Diese Woche verschärfte die EU-Kommission die Exportkontrolle, sie
strich Ausnahmen und erweiterte die Kriterien für Verbote. Dafür
bekam sie beim EU-Gipfel am Donnerstag auch Rückendeckung.
Exportverbote sollen aber nur im Notfall angewandt werden, weil man
Gegenmaßnahmen fürchtet, etwa die Kappung von Rohstofflieferungen.
Man wolle keine Störung internationaler Lieferketten, sagte
Bundeskanzlerin Angela Merkel nach dem Gipfel.

Breton nannte die Zulassung der niederländischen Impfstofffabrik
Halix eine gute Nachricht, denn dort wurde nach seinen Worten bereits
Astrazeneca-Impfstoff vorproduziert und zum Abfüllen nach Italien
geschickt. «Alles was bei Halix in Leiden hergestellt wurde, alle
Chargen wurden nach Anagni gebracht, wir haben die Chargen dort
gefunden, sie sind da, sie sind abgefüllt», sagte Breton. Nach der
EMA-Zulassung vom Freitag könnten sie in den nächsten Tagen oder
Wochen ausgeliefert werden.

Die italienischen Behörden hatten vor einigen Tagen die Abfüllanlage
in Anagni in der Nähe von Rom inspiziert und dort 29 Millionen Dosen
Astrazeneca-Impfstoff entdeckt. Nach Angaben des Herstellers sollen
16 Millionen davon an die EU gehen, die übrigen Dosen an die
internationale Covax-Initiative für ärmere Länder. Zu diesen
Informationen der Firma sagte Breton: «Wir sind dabei, das zu
überprüfen, ich kann das nicht bestätigen.»

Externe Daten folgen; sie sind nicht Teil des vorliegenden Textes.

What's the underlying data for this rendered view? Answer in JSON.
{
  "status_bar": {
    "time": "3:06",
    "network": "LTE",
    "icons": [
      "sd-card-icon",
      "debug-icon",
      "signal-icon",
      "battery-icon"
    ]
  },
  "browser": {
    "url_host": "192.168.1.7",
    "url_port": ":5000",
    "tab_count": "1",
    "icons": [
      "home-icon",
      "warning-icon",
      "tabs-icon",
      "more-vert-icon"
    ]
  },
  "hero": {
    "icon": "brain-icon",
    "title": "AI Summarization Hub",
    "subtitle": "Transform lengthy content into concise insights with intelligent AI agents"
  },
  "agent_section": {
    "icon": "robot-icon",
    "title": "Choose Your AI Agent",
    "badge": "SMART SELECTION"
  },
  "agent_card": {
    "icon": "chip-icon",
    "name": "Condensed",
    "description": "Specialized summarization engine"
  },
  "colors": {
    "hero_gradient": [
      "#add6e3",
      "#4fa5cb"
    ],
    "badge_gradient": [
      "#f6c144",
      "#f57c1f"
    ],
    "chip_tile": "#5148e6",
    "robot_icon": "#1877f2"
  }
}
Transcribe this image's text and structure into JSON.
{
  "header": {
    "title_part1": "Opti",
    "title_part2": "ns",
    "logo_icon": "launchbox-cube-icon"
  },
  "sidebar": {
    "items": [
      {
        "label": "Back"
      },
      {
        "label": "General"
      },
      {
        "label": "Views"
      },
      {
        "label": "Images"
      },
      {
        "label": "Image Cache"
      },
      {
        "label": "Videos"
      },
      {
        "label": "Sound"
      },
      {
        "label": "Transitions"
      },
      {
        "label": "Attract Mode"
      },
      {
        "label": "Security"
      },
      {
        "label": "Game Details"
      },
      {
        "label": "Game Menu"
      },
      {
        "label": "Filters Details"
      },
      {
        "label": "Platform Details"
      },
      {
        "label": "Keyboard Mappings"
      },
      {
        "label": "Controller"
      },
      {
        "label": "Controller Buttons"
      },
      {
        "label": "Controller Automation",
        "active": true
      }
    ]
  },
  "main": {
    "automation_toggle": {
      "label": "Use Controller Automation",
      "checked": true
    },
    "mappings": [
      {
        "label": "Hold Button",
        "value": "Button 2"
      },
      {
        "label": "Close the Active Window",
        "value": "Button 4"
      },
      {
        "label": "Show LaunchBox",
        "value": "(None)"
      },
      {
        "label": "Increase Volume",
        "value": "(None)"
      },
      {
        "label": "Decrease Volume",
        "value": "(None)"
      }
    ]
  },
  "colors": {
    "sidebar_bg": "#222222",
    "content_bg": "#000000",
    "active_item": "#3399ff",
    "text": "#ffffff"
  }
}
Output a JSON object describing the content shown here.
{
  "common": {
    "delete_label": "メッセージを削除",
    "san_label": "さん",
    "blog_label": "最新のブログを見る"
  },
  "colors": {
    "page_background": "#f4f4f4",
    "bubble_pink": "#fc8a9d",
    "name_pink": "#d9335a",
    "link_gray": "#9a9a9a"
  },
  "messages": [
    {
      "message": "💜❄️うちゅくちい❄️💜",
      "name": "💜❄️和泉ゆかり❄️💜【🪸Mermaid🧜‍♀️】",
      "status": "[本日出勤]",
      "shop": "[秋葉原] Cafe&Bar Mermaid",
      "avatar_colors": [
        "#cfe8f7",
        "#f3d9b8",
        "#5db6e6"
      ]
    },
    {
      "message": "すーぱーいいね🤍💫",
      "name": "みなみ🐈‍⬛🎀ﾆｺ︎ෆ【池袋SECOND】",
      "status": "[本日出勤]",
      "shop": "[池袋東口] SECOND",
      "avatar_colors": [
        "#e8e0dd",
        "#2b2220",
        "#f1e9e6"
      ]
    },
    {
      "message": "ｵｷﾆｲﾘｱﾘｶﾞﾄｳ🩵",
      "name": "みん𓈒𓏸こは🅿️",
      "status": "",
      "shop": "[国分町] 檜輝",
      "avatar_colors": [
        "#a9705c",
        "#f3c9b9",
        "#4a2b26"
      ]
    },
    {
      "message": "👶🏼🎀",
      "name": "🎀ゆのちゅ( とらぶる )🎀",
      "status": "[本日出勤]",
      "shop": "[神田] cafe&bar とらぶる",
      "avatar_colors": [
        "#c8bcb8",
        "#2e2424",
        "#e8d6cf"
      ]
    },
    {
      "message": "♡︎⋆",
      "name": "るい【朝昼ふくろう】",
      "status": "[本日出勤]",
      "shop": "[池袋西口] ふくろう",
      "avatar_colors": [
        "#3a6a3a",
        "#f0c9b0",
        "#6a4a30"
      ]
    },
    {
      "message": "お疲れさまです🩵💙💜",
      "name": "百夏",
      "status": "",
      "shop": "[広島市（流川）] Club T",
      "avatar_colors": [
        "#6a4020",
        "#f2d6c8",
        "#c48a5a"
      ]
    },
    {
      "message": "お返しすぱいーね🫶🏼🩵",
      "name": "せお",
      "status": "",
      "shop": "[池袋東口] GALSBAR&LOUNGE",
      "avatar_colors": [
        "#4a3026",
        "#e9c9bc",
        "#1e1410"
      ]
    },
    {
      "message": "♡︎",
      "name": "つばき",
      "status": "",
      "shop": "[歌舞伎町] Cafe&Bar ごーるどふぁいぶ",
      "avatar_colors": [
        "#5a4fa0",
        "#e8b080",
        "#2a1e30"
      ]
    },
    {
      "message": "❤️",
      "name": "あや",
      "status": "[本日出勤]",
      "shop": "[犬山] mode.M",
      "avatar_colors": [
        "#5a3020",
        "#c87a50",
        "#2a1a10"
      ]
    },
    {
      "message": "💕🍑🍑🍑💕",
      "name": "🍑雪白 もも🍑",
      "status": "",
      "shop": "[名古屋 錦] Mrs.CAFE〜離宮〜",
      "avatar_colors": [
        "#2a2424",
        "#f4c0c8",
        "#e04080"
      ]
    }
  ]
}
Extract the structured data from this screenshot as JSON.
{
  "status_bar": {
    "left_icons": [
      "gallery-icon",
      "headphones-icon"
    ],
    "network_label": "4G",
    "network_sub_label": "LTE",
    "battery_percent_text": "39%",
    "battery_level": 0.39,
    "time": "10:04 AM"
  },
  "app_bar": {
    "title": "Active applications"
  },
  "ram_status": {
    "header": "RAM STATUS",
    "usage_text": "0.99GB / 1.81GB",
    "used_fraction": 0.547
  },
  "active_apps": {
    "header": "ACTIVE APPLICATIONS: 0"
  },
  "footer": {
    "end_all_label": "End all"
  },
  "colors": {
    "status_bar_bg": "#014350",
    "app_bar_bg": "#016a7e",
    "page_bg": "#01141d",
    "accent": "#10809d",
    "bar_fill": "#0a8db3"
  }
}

Gesicherter Nachschub von Astrazeneca und anderen Herstellern könnte
den EU-internen Streit über die Verteilung der bisher sehr knappen
Corona-Impfstoffe mildern. Österreich und fünf weitere Staaten hatten
beim EU-Gipfel am Donnerstag Korrekturen verlangt, aber wenig
erreicht. Die Gipfelerklärung bekräftigt den bisherigen
Verteilschlüssel nach Bevölkerungsgröße. Nach stundenlangem Streit

wurde nur vereinbart, über eine vorgezogene Teillieferung von zehn
Millionen Impfdosen von Biontech/Pfizer «im Geiste der Solidarität»
weiter zu verhandeln. Dies soll kurzfristig einige Löcher stopfen.

Bisher lief die Verteilung so: Grundsätzlich haben die Staaten
Zugriff auf einen Anteil gemäß ihrer Bevölkerungsstärke in der EU -

für Deutschland sind das knapp 19 Prozent. Will ein Land seinen
Anteil nicht oder nicht ganz, können andere EU-Staaten die Mengen
aufkaufen. Einige Staaten waren zum Beispiel skeptisch beim teuren
Impfstoff von Biontech/Pfizer und setzten stärker auf das preiswerte
Mittel von Astrazeneca. So gerieten sie ins Hintertreffen.

Der tschechische Ministerpräsident Andrej Babis sagte am Freitag,
wenn das System so weitergeführt werde wie bisher, würden manche
Staaten im Sommer genug Impfstoff für 90 Prozent ihrer Bevölkerung
haben, andere aber nur für 40 Prozent. «Das ist inakzeptabel.»
Österreichs Kanzler Sebastian Kurz sagte, ein Kompromiss sei nötig.